Math Solution Of Class 7 Wbbse
Example 5. The product of two numbers is 1575 and their quotinet is \(\frac{9}{7}\); find the numbers.
Solution:
Given:
The product of two numbers is 1575 and their quotinet is \(\frac{9}{7}\)
Let the smaller number be A then the greater number is \(\frac{9}{7}\) A.
Now, A x \(\frac{9}{7}\) A = 1575
or, A2 = \(\frac{1575 X 7}{9}\) =175×7=1225
or, A = √1225=35
∴ The smaller number = 35 and the greater number = \(\frac{9}{7}\) × 35 = 9 x 5 = 45
∴ 35 and 45.
Example 6. 77847 soldiers were arranged in a square. After being arranged 6 soldiers were in excess. What was the number of soldiers in the front row?
Solution:
Given:
77847 soldiers were arranged in a square. After being arranged 6 soldiers were in excess.
Since there was an excess of 6 soldiers after they were arranged in the form of a square therefore,(77847 – 6) or, 77841 soldiers made the perfect square. Then the number of soldiers in the front row = √77841=279
∴ The number of soldiers in the front row = 279.

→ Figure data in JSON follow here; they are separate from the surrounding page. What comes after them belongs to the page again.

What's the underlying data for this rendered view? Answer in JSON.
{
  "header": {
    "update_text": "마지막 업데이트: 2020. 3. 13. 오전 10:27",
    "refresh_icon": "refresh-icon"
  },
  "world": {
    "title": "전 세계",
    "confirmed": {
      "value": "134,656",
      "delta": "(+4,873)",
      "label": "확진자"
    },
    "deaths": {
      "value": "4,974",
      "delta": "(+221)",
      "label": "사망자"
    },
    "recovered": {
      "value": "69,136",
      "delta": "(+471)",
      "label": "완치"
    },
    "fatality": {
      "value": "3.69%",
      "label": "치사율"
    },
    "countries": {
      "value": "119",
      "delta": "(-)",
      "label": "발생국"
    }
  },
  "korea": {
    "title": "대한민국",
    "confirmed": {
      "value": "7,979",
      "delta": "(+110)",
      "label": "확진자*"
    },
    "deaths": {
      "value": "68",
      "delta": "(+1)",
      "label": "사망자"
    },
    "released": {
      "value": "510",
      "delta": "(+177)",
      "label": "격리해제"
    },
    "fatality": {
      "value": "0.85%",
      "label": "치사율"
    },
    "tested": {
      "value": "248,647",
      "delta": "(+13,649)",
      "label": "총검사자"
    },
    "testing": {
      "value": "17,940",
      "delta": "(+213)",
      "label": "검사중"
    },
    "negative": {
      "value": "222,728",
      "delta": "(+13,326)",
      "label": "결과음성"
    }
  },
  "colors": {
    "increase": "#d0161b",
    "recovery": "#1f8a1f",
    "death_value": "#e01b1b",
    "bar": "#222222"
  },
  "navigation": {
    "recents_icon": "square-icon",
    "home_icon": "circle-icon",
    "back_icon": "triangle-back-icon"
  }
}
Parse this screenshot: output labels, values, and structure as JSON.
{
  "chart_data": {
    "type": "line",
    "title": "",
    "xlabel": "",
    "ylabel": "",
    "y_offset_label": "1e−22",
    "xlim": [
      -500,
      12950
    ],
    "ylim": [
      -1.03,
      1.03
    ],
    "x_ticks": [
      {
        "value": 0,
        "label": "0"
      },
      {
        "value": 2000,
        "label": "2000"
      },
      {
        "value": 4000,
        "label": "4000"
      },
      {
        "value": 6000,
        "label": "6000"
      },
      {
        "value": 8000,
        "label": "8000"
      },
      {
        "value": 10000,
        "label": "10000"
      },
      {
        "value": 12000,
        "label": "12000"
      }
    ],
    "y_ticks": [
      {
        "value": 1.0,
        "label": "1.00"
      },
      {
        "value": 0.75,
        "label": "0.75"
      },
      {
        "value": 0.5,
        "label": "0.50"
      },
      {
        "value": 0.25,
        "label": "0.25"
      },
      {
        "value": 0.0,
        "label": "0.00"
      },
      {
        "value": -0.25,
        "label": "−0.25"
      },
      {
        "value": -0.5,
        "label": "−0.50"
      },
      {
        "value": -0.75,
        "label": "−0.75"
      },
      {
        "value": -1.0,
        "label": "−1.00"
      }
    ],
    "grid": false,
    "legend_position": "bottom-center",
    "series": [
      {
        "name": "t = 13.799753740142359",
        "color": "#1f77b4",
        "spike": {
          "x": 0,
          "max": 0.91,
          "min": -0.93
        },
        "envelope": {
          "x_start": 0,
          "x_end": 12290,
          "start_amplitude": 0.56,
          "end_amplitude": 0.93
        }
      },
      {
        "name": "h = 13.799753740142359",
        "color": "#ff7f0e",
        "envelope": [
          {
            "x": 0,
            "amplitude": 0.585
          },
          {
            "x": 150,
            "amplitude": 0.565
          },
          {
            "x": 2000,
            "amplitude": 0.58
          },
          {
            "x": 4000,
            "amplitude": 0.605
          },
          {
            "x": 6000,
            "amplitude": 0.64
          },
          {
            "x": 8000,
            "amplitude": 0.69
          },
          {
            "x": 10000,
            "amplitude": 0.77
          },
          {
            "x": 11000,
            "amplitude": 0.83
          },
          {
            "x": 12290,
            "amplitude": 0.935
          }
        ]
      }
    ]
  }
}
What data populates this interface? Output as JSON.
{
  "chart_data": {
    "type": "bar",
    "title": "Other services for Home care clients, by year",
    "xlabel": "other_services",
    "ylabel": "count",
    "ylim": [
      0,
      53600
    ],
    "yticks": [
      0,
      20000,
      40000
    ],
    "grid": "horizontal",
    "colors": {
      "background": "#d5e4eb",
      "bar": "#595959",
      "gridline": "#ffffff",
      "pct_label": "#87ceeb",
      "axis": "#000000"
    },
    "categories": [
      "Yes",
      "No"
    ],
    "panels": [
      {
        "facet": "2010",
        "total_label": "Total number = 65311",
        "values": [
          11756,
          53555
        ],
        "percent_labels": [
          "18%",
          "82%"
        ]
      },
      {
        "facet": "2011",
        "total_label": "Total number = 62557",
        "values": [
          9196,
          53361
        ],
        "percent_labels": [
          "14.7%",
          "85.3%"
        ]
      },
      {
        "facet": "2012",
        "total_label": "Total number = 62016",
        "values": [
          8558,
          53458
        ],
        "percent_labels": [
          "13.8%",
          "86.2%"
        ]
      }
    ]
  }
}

Step-by-Step Solutions for Class 7 Fraction Problems
Example 7. Each member of a club contributed as many 25 paise as the total number of members and the total contribution was 400. Find the number of members of the club.
Solution:
Given:
Each member of a club contributed as many 25 paise as the total number of members and the total contribution was 400.
₹400 = 40000 paise
Now, number of 25 paise in 40000 paise = \(\frac{40000}{25}\) = 1600
∴ Number of members of the club = √1600 = 40 perfect square.
∴ 40.
Number of members of the club = 40.
Example 8. The length of the sides of two squares are 15 cm and 20 cm respectively. A new square is formed whose area is equal to the sum of the areas of these two squares. Find the length of the side of the new square.
Solution:
Given:
The length of the sides of two squares are 15 cm and 20 cm respectively. A new square is formed whose area is equal to the sum of the areas of these two squares.
Area of the first square= (15)2 sq cm = 225 sq cm.
Area of the second square = (20)2 sq cm = 400 sq cm.
Area of the new square (225+ 400) sq cm 625 sq cm.
∴The length of the side of the new square = √625 cm = 25 cm
∴ 25 cm.
The length of the side of the new square is 25 cm.